A central character in a novel or play who deviates from or contradicts conventional values and behaviour. Famous examples are Haek's hero in The Good Soldier Schweik (19213), and Yossarian in Heller's Catch-22 (1961).
In literature and film, an anti-hero has widely come to mean a fictional character who has some characteristics that are antithetical to those of the traditional hero. An anti-hero in today's books and films will perform acts generally deemed "heroic," but will do so with methods, manners, or intentions that may not be heroic. By 1992 the American Heritage Dictionary of the American Language defined an anti-hero only as "a main character in a dramatic or narrative work who is characterized by a lack of traditional heroic qualities, such as idealism or courage," not as a person who nevertheless performs heroic acts. In some instances, anti-hero has come to refer to a protagonist of a work whose actions and motives are villainous or questionable.
Thus, anti-heroes can be awkward, antisocial, alienated, cruel, obnoxious, passive, pitiful, obtuse, or just ordinary. When the anti-hero is a central character in a work of fiction the work will frequently deal with the effect their flawed character has on them and those they meet along the narrative. In other words, an anti-hero is a protagonist that lives by the guidance of their own moral compass, striving to define and construe their own values as opposed to those recognized by the society in which they live.
History
There is no definitive date when the anti-hero came into existence as a literary trope.
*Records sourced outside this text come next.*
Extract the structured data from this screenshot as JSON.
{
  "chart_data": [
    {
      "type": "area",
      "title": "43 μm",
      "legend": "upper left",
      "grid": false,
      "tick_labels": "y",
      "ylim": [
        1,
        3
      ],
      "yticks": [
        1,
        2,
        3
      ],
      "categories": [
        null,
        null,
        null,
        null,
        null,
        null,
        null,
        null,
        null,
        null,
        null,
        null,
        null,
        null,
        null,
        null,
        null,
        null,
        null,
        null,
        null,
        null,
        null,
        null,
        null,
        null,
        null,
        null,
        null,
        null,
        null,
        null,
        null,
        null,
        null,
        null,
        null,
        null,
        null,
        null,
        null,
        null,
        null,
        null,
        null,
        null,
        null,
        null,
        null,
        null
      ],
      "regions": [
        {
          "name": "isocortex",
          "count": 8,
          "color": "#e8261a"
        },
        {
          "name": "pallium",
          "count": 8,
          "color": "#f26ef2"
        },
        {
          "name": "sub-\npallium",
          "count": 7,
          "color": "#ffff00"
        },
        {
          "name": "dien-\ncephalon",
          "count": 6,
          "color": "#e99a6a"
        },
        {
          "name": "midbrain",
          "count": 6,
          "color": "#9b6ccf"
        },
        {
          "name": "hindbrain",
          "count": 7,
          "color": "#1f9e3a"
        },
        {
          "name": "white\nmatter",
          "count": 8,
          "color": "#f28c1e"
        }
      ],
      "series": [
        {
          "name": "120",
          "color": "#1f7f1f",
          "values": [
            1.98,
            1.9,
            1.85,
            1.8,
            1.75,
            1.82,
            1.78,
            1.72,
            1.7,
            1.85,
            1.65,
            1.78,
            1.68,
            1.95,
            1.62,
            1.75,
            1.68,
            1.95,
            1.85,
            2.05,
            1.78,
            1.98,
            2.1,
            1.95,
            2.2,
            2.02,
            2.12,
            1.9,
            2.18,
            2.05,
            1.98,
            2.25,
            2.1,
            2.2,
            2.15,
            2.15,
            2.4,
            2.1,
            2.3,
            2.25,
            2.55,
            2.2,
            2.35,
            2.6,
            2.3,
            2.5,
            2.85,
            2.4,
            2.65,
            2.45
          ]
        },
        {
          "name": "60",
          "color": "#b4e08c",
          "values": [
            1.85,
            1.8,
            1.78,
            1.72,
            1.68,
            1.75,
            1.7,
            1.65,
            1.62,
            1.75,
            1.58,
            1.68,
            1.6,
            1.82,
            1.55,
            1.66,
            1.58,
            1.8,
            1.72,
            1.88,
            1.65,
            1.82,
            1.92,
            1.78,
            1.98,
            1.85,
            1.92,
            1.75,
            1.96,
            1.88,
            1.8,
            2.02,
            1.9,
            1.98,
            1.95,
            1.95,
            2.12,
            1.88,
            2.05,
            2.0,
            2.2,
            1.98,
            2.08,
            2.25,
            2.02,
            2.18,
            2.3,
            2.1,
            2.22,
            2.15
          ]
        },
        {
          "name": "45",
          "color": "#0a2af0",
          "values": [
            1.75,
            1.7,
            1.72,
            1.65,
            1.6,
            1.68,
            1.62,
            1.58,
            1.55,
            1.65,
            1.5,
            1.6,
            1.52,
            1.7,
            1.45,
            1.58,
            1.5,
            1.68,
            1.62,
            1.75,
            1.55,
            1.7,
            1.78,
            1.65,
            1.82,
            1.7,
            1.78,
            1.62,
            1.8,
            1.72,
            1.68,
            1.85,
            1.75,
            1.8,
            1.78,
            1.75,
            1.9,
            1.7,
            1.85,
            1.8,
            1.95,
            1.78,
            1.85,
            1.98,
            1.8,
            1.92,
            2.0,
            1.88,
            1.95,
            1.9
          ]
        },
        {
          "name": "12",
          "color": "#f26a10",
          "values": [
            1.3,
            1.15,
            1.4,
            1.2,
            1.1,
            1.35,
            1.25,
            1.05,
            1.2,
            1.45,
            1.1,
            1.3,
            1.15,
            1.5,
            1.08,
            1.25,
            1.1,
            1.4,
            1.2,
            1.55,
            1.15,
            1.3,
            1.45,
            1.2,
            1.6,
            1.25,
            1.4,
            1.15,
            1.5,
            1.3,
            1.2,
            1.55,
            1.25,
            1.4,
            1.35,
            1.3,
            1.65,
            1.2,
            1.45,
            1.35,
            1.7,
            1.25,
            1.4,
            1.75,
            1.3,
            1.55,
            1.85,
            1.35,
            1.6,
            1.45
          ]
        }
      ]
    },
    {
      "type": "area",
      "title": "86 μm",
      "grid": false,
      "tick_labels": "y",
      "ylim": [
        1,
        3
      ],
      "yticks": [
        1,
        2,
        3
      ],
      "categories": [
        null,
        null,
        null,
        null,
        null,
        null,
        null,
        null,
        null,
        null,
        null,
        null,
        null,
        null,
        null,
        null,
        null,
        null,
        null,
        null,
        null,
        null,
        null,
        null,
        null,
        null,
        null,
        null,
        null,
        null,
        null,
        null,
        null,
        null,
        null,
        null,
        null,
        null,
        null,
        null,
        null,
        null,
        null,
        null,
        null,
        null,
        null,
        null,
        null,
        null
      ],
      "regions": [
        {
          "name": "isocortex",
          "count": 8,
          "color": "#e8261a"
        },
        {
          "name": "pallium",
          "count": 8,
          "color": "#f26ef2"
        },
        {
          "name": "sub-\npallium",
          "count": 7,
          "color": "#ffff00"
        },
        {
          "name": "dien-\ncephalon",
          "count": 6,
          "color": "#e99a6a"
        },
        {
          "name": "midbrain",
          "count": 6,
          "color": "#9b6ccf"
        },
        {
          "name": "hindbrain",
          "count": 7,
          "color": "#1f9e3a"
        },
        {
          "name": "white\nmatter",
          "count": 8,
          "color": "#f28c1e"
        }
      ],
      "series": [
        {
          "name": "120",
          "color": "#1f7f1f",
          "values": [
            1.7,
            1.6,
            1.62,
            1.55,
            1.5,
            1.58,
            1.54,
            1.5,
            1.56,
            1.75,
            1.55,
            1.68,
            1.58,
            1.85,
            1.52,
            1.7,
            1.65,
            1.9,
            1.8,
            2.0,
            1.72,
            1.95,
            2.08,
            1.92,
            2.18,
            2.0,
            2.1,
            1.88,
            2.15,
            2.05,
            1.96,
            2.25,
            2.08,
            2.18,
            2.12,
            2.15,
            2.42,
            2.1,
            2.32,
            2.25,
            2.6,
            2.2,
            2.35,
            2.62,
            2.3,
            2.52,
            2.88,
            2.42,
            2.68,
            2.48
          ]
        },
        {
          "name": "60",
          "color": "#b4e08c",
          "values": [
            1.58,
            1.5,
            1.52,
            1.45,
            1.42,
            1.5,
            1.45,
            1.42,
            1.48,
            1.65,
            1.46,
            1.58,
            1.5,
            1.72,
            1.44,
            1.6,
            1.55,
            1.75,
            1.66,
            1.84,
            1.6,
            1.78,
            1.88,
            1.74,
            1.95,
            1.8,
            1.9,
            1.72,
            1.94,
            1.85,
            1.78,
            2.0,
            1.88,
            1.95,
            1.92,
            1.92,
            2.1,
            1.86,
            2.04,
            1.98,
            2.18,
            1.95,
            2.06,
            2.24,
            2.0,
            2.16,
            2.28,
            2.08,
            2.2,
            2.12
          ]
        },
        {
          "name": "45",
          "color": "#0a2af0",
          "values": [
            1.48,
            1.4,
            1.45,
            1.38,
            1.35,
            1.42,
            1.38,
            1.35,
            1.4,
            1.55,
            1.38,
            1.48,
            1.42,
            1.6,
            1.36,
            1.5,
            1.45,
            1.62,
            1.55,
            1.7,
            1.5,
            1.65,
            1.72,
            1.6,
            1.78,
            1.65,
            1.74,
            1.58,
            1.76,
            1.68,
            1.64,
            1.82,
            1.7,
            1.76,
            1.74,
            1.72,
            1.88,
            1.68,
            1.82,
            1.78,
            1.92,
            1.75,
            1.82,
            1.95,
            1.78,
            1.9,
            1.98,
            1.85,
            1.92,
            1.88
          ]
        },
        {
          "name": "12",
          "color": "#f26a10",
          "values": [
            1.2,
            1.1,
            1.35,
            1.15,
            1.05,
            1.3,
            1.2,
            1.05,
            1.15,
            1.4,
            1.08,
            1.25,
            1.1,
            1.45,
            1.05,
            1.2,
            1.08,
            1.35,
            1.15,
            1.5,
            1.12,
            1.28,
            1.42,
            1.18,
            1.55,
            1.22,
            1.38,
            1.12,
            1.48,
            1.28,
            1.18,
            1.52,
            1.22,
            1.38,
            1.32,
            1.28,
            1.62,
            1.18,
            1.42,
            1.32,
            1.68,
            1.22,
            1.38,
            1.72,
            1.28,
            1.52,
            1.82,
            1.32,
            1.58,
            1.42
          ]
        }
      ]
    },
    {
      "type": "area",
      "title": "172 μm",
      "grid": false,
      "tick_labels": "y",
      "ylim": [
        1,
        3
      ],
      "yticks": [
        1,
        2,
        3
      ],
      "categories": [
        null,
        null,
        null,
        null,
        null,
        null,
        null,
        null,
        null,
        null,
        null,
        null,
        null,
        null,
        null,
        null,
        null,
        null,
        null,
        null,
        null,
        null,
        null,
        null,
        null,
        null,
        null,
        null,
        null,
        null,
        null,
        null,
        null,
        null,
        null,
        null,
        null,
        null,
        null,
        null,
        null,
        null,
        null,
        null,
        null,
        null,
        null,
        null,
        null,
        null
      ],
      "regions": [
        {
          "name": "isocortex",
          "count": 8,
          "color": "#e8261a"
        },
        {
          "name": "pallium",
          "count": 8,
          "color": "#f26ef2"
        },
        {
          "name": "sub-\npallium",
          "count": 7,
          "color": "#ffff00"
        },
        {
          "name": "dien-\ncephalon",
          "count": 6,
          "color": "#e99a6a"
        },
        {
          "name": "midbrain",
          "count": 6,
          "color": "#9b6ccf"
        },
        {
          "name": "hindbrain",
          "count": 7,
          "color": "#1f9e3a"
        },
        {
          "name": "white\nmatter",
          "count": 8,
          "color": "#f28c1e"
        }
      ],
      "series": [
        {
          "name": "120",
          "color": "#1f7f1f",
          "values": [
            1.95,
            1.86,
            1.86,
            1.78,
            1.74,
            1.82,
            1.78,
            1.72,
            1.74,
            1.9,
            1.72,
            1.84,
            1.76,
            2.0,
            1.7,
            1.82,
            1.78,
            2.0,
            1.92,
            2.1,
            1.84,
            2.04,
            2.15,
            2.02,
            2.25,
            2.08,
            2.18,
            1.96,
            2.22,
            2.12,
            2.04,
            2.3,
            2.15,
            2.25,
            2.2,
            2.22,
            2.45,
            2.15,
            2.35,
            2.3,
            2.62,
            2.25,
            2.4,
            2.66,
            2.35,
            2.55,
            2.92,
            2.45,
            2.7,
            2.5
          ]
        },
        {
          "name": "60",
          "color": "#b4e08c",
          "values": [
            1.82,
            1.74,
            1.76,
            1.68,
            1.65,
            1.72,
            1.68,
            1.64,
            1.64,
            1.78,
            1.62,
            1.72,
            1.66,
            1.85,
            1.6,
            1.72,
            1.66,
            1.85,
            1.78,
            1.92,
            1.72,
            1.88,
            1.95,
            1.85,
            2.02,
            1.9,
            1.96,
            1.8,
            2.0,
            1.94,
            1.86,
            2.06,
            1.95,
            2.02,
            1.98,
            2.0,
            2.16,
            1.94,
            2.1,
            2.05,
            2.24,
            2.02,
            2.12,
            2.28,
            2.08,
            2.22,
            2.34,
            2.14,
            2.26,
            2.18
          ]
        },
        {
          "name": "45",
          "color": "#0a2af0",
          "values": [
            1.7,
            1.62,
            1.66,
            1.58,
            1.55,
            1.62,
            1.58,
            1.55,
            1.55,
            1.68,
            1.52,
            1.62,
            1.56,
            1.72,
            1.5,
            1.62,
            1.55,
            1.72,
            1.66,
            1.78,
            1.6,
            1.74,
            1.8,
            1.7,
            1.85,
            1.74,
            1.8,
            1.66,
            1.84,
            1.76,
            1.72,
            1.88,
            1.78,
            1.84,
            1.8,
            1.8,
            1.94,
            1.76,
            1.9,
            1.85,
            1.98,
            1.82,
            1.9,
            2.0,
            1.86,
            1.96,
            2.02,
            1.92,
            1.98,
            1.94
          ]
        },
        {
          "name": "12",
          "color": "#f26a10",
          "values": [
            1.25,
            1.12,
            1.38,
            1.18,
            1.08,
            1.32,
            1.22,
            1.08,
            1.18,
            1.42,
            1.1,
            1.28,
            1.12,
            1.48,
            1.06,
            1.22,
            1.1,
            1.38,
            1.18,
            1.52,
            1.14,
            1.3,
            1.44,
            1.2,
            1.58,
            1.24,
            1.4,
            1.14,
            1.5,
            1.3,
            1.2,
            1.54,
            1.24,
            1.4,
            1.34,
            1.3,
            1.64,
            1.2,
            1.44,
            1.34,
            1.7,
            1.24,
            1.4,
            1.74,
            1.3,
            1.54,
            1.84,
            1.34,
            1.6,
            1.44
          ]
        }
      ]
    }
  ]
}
Yet the anti-hero has evolved over time, changing as society's conceptions of the hero changed, from the Elizabethan times of Christopher Marlowe's Faust and William Shakespeare's Falstaff, to the darker-themed Victorian literature of the 19th century, such as Philip Meadows Taylor's Confessions of a Thug.
In modern times, the popularity of the anti-hero has seemingly boomed. The apparent selfish nature of an anti-hero is often revealed to be a facade used to survive in a harsh universe, from which the anti-hero is sometimes redeemed through an act of love or friendship, such as with Star Wars' Han Solo.
Many modern anti-heroes possess, or even encapsulate, the postmodern rejection of traditional values symptomatic of Modernist literature in general, as well as the disillusion felt after World War II and the Nuclear Age. It has been argued that continuing popularity of the anti-hero in modern literature and popular culture may be based on the recognition that a person is fraught with human frailties, unlike the archetypes of the white-hatted cowboy and the noble warrior, and is therefore more accessible to readers and viewers.
The values surrounding the characterization of an anti-hero have arguably changed. The brooding vigilante or "noble criminal" stereotype of characters like Batman is slowly becoming part of the popular conception of heroic valor rather than characteristics that are deemed un-heroic.